[Queue "Twilight Zone" music here]
Okay. Now. This is my reality:
TODAY is my last official day of providing full-time daycare to a house full of kids. After today, I will have ONE child to tend. One. I have about two months of "guaranteed income" from that child and the third month is anyone's guess because her mom is having a baby and I will be taking care of this last daycare child left standing until that time.
ONE child = $600 per month. This is not an income which will sustain me. Nor do I have the ability to look for a job which takes me out of the house because I am still committed to being home nine hours a day, five days a week. And bookkeeping on Saturdays. My work-week is still fully committed.
I am simply not raking in the income I have been accustomed to. Things are going to be tight but I've made adjustments. I have the "short term" under control. Everything is covered. I've got this.
Ever since before I knew my daycare income was going to be slashed, I was telling myself to trust the moment I'm in. Don't panic. Don't let fear rule the moment. Coast with whatever you are given.
It has been challenging to have faith that I am exactly where I need to be but two short months ago, I was falling to pieces and all I could think of was taking a year's leave of absence. A year to be quiet and figure things out. I got three months instead! Bonanza!!
Ever since I realized this gift of time was being presented to me in the most unexpected of ways, my first thought was maybe I could focus on my writing. Maybe I could approach more papers and bring in a little more income from the articles I already write.
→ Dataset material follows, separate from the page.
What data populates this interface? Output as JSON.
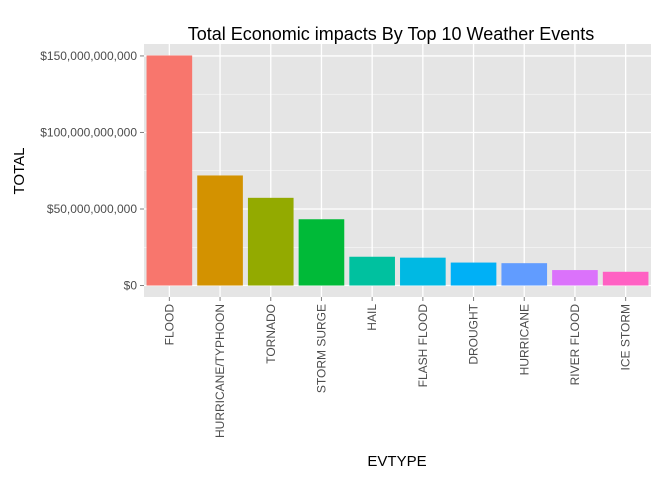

Maybe I could start compiling my writing, sorting things into "life lessons" called chapters and maybe I could really do this. Maybe I could produce a thing called a book.
It was like a meteor shower. All these seemingly unrelated events were whirling around in my brain and not quite connecting with each other. They were free falling. That is probably what my "ocular migrane" was!! A bombardment of ideas that had not yet found each other!
Yesterday, I had a very interesting email exchange with this person who found my writing through the amazing forces of the Internet. She liked what she read enough to contact me to write something for her. The combination of my love of "letters" and "numbers" made it very easy for me to come up with writing (letters) of the financial (numbers) kind. Maybe I can combine the two forces which have driven me since I was about 9 or 10 years old. I started my letter writing "career" at age 9. I started financial planning the year I saved up for a tape recorder (maybe 10?). Writing and "figgering" ("figuring" for those of you reading this who can't hear my dad's voice in my head when I write this) are an integral part of my being. I can "write" about "numbers"!
If nothing else, this has given me a launching pad. The beginning of starting to organize my thoughts of the past into chapters for a "book". Within said book, you can be sure to find a section on "Financial Tips from the Financially Inept" because that is where this meteor shower actually started pulling itself together by some magnetic force. This "shower" may become a planet of its own.
Life is really amazing! I love looking at it backwards and seeing how all the pieces of the puzzle (or meteorites) eventually start coming together to create a bigger picture (or a brand new planet altogether).
The coincidences of what I write here and find sitting for me in my inbox moments after I finish my thoughts never cease to amaze me. Here is today's inspiration from Project Happiness (https://projecthappiness.com/):
Followed by this food for thought:
"#FreedomFriday: What would it take for you to let go of control today and trust that everything is unfolding for your greater good?"